The EPS Logic is Strengthening, But Not Yet a Consensus
A one or two-day rebound does not prove that AI semiconductor trading has completely transitioned from PE expansion to EPS verification.
The nearly 13% drop in Micron on June 5 and its nearly 10% rebound on June 8 likely include elements of technical correction, short covering, and improved risk appetite. SK Hynix's rise was also catalyzed by news related to its data center partnership with NVIDIA. News, positioning, and fundamentals often overlap in short-term market moves; not all gains can be attributed solely to EPS certainty.
Memory itself remains a cyclical industry. Rapid increases in DRAM and NAND prices will improve supplier profits but may also stimulate supply expansion or dampen procurement appetite from some end customers. HBM annual contracts, yield ramps, customer qualifications, and share allocation are still evolving. It cannot be simply assumed that all price increases will flow seamlessly into the income statement.

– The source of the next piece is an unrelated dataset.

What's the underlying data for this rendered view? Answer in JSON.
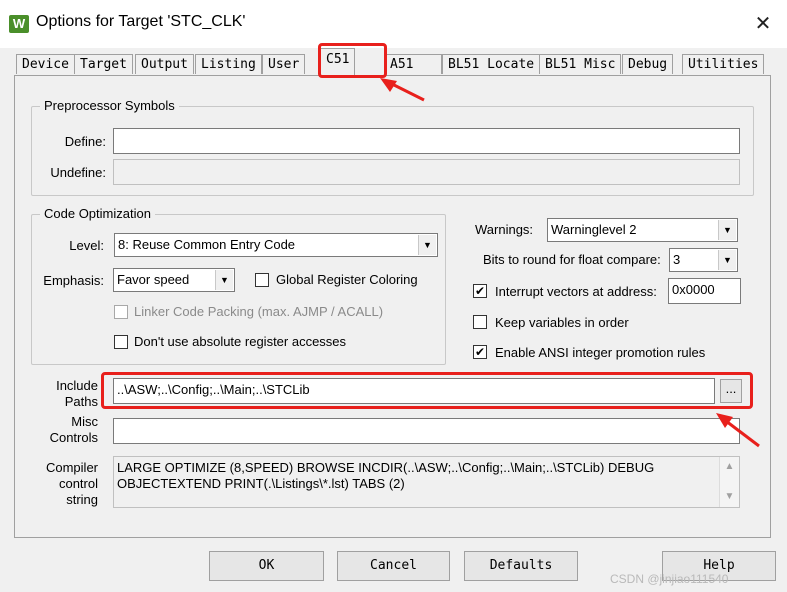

SK Hynix and Micron are already high-profile AI memory targets for the market, and stock price elasticity does not always align perfectly with fundamental elasticity. If the slope of future DRAM/NAND price increases flattens, HBM market share falls short of expectations, or customer double-ordering is debunked, the EPS upgrade logic could be challenged.
Similarly, this cannot inversely negate ASICs, optical modules, copper interconnects, and equipment materials. If these directions deliver stronger orders, clearer customer adoption, or better-than-expected guidance, the market could still reassign a valuation premium. AI semiconductors are not just about memory. It's that at this stage, memory can more easily explain, via financial reports, why it should be bought back.
A more prudent interpretation of this market move is that the June 5 sell-off raised the verification threshold for AI assets. The recovery on June 8 and 9 shows that within the AI chain, capital favors sectors with a shorter path to EPS delivery. Memory happens to be in a position where orders, prices, capacity, and profit margins are all simultaneously visible.